Con questo suo nuovo libro di «studi e testi» di autori lombardi compresi tra la fine del Quattrocento e l’inizio Seicento, Isella completa in pratica la mappatura di una delle più rigogliose tradizioni culturali della nostra storia letteraria, quella che, sulla scia di Contini, è stata definita una vera e propria «linea lombarda», che va da Bonvesin de la Riva a Carlo Maria Maggi e poi al Porta, al Dossi e fino a Gadda. Esiste quindi un filo continuo di Lombardi in rivolta, per dirla col titolo di un altro libro di Isella, cui si rimanda il lettore che voglia seguire, lungo i secoli, i percorsi e le specificità di tale spirito «rivoltoso», le qualità e i gradi, volta a volta, dell’innovazione e della sperimentazione, del mimetismo e del teatrale, del dissacratorio e del ribaldo.
C’è per esempio, tra gli autori di questa Lombardia stravagante, un François Villon di Porta Ticinese, autentico maudit, che non mancherà di stupire il lettore. «No m’ domandé de grazia dove stò./Che maledetto sia, stò d’ona cà/dov’ no poss dì né nogg mai repossà/dal fregg e dal fracass e dal spuzò»: è l’attacco di un sonetto in cui descrive la sua abitazione, che si conclude così: «Ma cazz mì vuj sfugì/e portà via ’na nogg la paja e ’l legg./Maledett sia ol patron, la cà col tegg». E non meno veemente è il sonetto indirizzato a una meretrice che lo ha lasciato: «Va mò porca su i forch, va che t’hó intes,/va mò in ti magazin coj tû berton \,/che te ne trovaré mai più on cojon/inscì dolz com’è stà Fabij Vares...».

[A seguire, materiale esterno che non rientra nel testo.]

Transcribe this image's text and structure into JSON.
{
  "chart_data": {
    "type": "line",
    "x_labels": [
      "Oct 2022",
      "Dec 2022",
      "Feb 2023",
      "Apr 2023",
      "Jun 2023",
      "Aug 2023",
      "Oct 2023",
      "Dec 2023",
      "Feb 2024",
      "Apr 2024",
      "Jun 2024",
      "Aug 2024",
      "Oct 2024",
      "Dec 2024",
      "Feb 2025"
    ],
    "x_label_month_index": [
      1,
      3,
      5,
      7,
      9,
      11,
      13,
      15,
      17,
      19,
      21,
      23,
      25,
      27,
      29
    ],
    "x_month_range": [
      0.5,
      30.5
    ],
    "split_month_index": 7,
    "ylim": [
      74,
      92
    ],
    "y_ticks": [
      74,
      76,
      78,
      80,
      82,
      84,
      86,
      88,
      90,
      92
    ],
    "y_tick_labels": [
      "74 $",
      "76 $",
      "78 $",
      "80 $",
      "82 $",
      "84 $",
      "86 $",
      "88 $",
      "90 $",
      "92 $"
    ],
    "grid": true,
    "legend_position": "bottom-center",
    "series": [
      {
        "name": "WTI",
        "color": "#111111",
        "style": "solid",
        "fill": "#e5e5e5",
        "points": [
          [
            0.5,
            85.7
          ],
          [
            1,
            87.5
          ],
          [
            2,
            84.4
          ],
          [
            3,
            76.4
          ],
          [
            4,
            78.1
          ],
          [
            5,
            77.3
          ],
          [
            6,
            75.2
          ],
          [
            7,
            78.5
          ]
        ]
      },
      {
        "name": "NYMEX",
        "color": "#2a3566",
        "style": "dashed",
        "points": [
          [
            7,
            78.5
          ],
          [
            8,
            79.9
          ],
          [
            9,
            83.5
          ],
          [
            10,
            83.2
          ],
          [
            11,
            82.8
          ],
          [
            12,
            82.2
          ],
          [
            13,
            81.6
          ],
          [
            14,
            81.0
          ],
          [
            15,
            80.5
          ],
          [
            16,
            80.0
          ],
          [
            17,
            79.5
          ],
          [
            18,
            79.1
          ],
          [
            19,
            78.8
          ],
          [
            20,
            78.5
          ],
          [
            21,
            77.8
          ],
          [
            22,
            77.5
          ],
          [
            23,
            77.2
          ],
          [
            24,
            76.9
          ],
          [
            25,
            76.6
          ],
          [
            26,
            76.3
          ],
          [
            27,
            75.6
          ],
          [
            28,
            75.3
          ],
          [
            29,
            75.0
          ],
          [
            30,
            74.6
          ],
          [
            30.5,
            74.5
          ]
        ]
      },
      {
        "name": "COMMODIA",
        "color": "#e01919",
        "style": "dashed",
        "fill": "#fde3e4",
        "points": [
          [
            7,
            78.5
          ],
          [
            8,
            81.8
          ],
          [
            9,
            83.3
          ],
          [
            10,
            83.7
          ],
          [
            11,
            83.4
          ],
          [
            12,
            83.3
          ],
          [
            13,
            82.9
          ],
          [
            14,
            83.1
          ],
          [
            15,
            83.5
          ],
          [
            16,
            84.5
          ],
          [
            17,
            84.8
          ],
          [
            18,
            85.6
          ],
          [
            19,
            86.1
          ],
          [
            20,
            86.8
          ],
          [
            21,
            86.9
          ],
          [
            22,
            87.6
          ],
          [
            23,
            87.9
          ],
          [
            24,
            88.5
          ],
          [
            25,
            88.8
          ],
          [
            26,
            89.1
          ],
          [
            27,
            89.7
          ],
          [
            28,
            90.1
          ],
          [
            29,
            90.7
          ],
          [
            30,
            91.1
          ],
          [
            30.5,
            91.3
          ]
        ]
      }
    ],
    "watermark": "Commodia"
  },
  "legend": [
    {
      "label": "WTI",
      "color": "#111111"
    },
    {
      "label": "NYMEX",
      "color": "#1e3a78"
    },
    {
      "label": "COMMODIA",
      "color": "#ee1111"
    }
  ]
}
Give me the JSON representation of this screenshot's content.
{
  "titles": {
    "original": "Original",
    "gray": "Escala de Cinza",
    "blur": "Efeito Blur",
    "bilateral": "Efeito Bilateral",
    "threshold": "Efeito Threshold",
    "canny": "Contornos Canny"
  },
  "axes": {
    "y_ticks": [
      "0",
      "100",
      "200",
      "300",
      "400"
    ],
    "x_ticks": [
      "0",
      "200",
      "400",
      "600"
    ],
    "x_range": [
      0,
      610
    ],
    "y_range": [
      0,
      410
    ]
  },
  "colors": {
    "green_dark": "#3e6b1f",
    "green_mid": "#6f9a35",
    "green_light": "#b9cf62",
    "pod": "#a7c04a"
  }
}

Si chiamava Fabio Varese, questo poeta maledetto, era nato intorno al 1575 e nella giovinezza «borghese» aveva studiato di greco e di latino, ed era diventato cantore alla Cappella di S. Gottardo. Di questo viveva, prima o intanto che esprimeva in versi con accenti originalissimi le sue insofferenze, la sua sulfurea polemica contro la boria altrui, e si dava verosimilmente a vita un po’ balorda, poiché era diventato padre di una Laura Lucia «nata di fornicatione», come dicono i registri battesimali, ed era stato escluso dalla necessaria eredità di uno zio, finché fu spazzato via, nel 1630, dalla tragica scopa della peste manzoniana.
Del Bengodi che doveva essere Milano prima della peste potrebbe esser chiamato a testimonianza il Cheribizo, lo strepitoso poemetto anonimo di oltre trecento versi in dialetto lombardo-orientale in cui il poeta, innamorato della Togna, esibisce alla sua donna, perché si decida a sposarlo, un catino di cristallo montanino, mirabilmente intagliato. La descrizione di questo intaglio finisce per essere uno straordinario ritratto della città, che sembra un inventario universale. Non vi trova spazio tanto la Milano monumentale, quanto le cinquantotto osterie con le loro insegne, di cui la città andava famosa, e le botteghe di ogni mestiere, e i negozi stracolmi di mercanzie, le voci dei venditori ambulanti, il via vai dei facchini, e fruttivendole, guardie di salute pubblica, ufficiali, mendicanti, bellimbusti, e «Roman, Francis, Todesch e di Spagnui,/Venezian, Veronis e Fiorentini,/Bolognis, Mantovani e Feraris/Napolioch, Genovis, Ceciliani...», così che nella calca, tra i negozi di cibarie, le macellerie con le carni appese, le grida di richiamo, pare di sentire gli odori del mondo, come in un quadro di Hogarth.